Risiken einer Lasik Augenoperation
Die Operation mit dem Lasik- Verfahren hat in den letzten Jahren erheblich an Bedeutung zugenommen, die Komplikationsrate wird zwar nur auf ein bis fünf Prozent festgelegt, aber in Wahrheit haben mehrere Patienten nach dem Augenlasern erhebliche Probleme.

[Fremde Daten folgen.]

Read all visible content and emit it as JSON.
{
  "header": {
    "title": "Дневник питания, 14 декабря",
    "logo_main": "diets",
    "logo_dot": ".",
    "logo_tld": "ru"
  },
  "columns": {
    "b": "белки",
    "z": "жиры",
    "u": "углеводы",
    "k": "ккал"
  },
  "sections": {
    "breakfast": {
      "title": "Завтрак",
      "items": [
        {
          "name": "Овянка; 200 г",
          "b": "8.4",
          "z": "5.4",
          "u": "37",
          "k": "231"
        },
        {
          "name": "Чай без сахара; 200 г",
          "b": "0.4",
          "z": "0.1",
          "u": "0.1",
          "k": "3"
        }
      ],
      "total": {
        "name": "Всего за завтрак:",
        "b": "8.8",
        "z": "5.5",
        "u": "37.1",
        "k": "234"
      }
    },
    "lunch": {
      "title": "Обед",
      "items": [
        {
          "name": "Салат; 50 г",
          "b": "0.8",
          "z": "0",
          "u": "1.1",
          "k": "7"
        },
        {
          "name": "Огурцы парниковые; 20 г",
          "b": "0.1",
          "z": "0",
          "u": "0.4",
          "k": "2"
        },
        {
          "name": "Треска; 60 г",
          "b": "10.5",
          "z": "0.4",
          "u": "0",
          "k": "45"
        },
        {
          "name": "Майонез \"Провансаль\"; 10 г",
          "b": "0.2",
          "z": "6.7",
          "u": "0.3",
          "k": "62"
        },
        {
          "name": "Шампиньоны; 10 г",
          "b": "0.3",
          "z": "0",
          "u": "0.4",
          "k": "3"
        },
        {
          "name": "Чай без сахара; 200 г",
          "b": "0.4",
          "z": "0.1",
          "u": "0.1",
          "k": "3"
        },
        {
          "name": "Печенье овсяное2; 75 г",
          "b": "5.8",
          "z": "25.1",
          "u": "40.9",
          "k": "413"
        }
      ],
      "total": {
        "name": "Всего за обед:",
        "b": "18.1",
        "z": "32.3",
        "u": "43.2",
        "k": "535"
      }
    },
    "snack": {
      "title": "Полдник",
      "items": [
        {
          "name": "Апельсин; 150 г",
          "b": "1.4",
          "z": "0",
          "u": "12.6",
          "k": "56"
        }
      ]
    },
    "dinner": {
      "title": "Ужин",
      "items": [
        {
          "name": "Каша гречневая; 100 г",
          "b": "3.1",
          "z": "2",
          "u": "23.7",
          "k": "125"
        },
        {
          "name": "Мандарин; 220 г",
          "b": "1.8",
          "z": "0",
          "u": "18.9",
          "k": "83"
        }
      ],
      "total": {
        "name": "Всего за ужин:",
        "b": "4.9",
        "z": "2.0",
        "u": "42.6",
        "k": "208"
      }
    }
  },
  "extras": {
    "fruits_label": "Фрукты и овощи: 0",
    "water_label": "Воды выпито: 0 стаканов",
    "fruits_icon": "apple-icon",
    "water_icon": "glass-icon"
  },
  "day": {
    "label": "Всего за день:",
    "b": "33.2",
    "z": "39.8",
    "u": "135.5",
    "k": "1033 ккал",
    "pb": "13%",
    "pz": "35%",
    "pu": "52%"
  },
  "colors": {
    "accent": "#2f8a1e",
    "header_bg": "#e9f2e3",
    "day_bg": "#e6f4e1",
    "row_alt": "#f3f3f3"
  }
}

Der ungünstigste Ausgang im Lasik- Verfahren ist eine notwendige Transplantation einer neuen Hornhaut, man spricht hier von dreißig bis vierzig Patienten im Jahr deutschlandweit. Besonders bei verschiedenen Lichtverhältnissen und in der Dunkelheit treten bei diesen Patienten Komplikationen auf, die nicht behoben werden können. Betroffene beklagen sich, dass ihre Wahrnehmungen von Ärzten nicht ernst genommen werden. Bei vielen Patienten wurde zwar die Kurzsichtigkeit behoben, aber weites Sehen ist noch lange kein gutes Sehen, wenn die Sehqualität darunter leidet. Kontraste werden nicht mehr wahrgenommen, Fahren im Dunkeln mit dem Auto wird unmöglich, das geht so weit, dass einige Berufe nicht mehr ausgeübt werden können.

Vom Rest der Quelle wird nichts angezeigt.